Angel: The Hollower is a trade paperback collecting the three-issue comic book series Buffy the Vampire Slayer: Angel based on the Buffy the Vampire Slayer television series.

Story description

General synopsis
Angel has an encounter with someone from his past, and now has to face a threat he had hoped had been long destroyed: the Hollower. The Hollower is a natural predator of vampires. The hideous thing might be linked to Angel's salvation or his destruction.

The Hollower #1

Angel investigates an old horror from his past. He hopes he is strong enough to overcome the monster's unusual powers.

The Hollower #2

Angel must now face a threat he had hoped had been long-destroyed.
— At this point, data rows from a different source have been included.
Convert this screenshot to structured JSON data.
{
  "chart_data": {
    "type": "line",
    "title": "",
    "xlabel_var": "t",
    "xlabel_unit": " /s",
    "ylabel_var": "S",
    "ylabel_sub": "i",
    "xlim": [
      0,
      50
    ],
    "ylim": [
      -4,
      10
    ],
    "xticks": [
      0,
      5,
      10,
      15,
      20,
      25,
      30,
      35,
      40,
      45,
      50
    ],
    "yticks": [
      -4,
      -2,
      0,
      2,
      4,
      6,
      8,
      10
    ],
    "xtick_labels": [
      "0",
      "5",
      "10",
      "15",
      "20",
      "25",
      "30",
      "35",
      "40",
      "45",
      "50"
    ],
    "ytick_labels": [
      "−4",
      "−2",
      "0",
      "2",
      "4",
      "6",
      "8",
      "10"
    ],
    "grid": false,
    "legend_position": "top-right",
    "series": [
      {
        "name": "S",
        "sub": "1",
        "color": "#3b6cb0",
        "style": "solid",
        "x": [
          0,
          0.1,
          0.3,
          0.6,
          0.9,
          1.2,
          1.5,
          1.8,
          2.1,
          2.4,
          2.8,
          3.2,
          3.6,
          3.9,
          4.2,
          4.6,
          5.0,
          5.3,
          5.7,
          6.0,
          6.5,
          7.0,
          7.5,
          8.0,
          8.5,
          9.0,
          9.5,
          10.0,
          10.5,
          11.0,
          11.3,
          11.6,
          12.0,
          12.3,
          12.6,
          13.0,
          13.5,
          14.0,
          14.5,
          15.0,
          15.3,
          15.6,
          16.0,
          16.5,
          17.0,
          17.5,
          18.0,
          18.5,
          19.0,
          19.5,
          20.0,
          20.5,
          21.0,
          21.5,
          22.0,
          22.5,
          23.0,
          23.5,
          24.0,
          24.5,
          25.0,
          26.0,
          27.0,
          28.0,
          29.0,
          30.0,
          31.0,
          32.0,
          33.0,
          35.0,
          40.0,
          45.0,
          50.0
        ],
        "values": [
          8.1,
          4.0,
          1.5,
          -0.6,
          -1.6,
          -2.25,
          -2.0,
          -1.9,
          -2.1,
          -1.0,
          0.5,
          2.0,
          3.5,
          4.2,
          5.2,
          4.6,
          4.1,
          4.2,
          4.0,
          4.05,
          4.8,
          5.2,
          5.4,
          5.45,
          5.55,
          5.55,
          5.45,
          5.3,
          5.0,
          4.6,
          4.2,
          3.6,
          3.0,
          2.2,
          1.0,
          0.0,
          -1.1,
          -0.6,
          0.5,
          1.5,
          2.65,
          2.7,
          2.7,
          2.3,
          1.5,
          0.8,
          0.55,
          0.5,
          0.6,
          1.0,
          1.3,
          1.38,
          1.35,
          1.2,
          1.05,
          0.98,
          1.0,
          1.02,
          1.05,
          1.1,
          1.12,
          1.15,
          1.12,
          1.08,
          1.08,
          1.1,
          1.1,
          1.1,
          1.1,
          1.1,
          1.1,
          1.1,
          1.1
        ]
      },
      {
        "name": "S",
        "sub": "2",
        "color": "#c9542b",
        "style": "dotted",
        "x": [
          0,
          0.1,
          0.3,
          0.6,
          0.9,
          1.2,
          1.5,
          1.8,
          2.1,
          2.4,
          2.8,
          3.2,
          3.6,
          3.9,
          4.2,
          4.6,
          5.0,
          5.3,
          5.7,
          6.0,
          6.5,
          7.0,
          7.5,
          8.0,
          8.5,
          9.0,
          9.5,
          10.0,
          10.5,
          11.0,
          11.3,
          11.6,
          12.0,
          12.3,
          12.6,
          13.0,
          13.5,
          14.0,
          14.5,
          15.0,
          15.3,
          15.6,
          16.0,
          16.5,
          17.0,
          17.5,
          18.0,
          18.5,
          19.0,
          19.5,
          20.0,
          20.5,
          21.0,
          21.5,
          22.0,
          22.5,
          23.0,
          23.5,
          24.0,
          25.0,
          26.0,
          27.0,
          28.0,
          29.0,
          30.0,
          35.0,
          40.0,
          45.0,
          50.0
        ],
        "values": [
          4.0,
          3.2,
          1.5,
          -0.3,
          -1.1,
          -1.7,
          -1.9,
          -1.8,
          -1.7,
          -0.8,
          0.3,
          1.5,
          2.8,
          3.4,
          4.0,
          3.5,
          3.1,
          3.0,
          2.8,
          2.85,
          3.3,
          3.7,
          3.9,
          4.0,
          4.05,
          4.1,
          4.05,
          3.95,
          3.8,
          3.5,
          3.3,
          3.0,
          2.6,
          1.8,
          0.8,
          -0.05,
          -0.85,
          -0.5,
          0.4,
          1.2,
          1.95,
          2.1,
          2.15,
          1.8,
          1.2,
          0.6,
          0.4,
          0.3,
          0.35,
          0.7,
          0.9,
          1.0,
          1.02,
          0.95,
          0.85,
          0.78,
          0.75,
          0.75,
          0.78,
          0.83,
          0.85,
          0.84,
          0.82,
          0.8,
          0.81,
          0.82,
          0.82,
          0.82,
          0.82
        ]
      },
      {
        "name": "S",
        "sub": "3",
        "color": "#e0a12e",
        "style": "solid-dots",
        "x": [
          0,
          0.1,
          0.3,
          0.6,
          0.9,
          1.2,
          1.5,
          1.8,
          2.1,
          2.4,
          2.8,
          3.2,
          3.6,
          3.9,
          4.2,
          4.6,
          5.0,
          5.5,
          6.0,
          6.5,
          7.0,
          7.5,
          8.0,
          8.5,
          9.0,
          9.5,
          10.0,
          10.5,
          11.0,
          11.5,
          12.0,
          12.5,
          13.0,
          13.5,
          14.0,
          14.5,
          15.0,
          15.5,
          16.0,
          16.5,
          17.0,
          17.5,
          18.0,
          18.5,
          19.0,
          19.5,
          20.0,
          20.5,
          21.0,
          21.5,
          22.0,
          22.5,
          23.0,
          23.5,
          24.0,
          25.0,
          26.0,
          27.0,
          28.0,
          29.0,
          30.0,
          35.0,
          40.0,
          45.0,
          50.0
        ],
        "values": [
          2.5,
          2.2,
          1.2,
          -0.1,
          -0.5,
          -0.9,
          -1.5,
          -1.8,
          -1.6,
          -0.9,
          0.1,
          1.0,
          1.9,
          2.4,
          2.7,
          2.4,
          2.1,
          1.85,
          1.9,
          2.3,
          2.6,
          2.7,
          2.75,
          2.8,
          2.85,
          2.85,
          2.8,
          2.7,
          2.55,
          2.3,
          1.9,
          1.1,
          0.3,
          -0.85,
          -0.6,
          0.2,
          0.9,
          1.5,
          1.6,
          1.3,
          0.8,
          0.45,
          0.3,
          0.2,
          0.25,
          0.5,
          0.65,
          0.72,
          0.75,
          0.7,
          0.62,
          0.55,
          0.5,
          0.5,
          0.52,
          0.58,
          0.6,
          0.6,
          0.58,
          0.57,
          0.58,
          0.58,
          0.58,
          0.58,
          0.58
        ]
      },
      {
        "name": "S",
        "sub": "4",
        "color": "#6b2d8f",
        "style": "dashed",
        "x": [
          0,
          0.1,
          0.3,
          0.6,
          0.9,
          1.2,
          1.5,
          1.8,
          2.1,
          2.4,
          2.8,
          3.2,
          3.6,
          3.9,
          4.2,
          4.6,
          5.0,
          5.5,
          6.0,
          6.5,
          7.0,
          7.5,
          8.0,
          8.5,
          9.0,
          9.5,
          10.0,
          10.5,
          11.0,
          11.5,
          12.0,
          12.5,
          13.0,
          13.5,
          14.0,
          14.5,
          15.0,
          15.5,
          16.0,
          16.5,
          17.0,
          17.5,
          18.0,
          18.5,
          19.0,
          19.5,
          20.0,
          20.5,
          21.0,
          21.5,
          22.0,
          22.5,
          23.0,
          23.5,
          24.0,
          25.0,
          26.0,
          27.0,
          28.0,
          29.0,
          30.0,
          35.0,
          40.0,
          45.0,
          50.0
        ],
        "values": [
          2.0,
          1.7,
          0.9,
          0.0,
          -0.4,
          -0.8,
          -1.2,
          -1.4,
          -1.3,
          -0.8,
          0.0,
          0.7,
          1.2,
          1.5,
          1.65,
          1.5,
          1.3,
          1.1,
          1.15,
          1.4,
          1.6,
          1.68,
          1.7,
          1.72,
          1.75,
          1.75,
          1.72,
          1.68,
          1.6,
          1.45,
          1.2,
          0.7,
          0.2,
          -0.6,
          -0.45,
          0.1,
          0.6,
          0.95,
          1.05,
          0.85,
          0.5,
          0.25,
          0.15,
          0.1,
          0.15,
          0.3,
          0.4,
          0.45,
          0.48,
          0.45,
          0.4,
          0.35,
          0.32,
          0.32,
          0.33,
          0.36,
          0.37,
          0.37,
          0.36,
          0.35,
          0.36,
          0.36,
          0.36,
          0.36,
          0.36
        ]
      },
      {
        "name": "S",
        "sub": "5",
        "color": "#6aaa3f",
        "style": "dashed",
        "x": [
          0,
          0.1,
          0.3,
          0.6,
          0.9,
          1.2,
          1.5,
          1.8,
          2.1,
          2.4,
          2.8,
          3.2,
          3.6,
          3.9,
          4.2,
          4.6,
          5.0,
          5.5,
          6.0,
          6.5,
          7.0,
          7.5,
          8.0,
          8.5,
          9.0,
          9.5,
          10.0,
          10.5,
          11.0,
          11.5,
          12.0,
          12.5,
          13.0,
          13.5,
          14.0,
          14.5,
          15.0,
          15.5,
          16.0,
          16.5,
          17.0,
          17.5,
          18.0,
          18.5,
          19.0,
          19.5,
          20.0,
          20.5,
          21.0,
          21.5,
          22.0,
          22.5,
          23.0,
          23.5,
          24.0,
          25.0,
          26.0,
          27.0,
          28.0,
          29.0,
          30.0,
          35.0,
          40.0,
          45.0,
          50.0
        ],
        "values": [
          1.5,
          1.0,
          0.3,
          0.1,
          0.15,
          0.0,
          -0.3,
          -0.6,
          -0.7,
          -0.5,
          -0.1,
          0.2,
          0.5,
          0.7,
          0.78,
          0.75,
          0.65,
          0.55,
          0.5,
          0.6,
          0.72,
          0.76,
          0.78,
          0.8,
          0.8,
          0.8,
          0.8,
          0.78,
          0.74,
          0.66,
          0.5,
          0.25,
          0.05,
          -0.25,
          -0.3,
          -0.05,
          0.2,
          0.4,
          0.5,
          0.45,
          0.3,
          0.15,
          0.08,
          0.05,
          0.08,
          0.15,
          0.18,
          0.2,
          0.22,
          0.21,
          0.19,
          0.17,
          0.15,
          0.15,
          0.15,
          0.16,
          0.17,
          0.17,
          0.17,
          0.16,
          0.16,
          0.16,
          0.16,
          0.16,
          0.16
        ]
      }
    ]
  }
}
Yet the abomination known as the 'Hollower' just might be connected with Angel's salvation or destruction.

The Hollower #3

Angel comes up against the old enemy of vampires, the 'Hollower' in a battle for survival.

Continuity
Supposed to be set in Buffy the Vampire Slayer season 3. Takes place immediately after Pale Reflections, and immediately before Double Cross.

Canonical issues
Buffy comics such as this one are not usually considered by fans as canonical. However, unlike fan fiction, overviews summarizing their story, written early in the writing process, were approved by both Fox and Joss Whedon (or his office), and the books were therefore later published as officially Buffy merchandise.